Possessão Brasileira

Autor(a): Matheus P. Duarte


Volume 1

Capítulo 7: Reiteração

Era a manhã do dia seguinte em que Mutsuki viu o vídeo da operação junto de Matheus. Ela se preparava mais uma vez para fazer seu costumeiro treinamento com Satsuki. Quando abriu sua porta, se deparou com a própria, prestes a bater para ser atendida.

Haha. Bom dia, Satsuki… — falou sem jeito.

Ora, vejam só. A menina virando mocinha... — respondeu com um olhar curioso.

Talvez por causa da noite passada, Mutsuki estava um pouco encolhida, forçando um sorriso, ainda que não fosse estranho dela agir assim quando estava sem graça.

O que foi? Já vai começar a se queixar antes mesmo de começar?

Não! Eu só me distrai. Vamos indo.

Assim se deu início a mais uma seção de treinamentos físicos, com a novata se mantendo pensativa durante toda manhã, disfarçando vez ou outra estar incomodada.

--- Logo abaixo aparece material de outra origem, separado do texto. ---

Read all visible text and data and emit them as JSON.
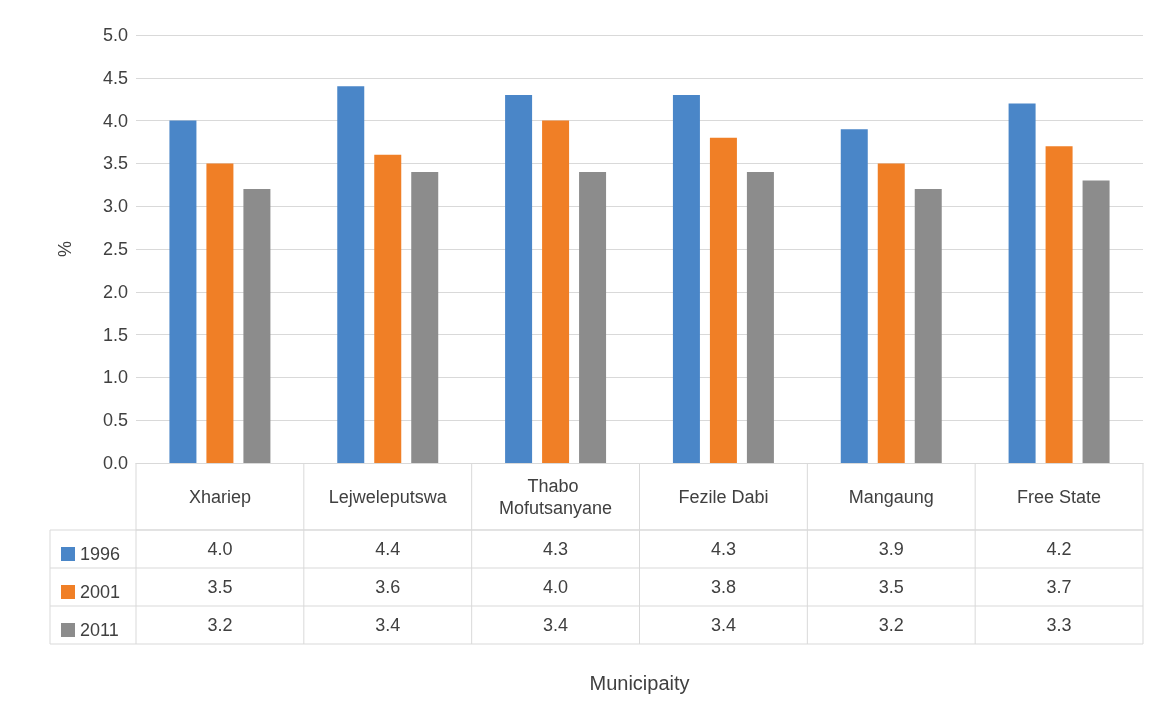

A alguns dias, ela começou a fazer musculação na academia, barra, abdominais e outros exercícios, resultando em uma forma física mais bem apresentável. De fato, estava até ajudando a descarregarem algumas coisas da van para a cozinha, isso sem ela se queixar do peso delas.

Asashio, onde deixo essas?

Deixe aí mesmo, depois eu tenho que separar tudo na dispensa. Obrigada, por causa disso o almoço vai ficar pronto já já.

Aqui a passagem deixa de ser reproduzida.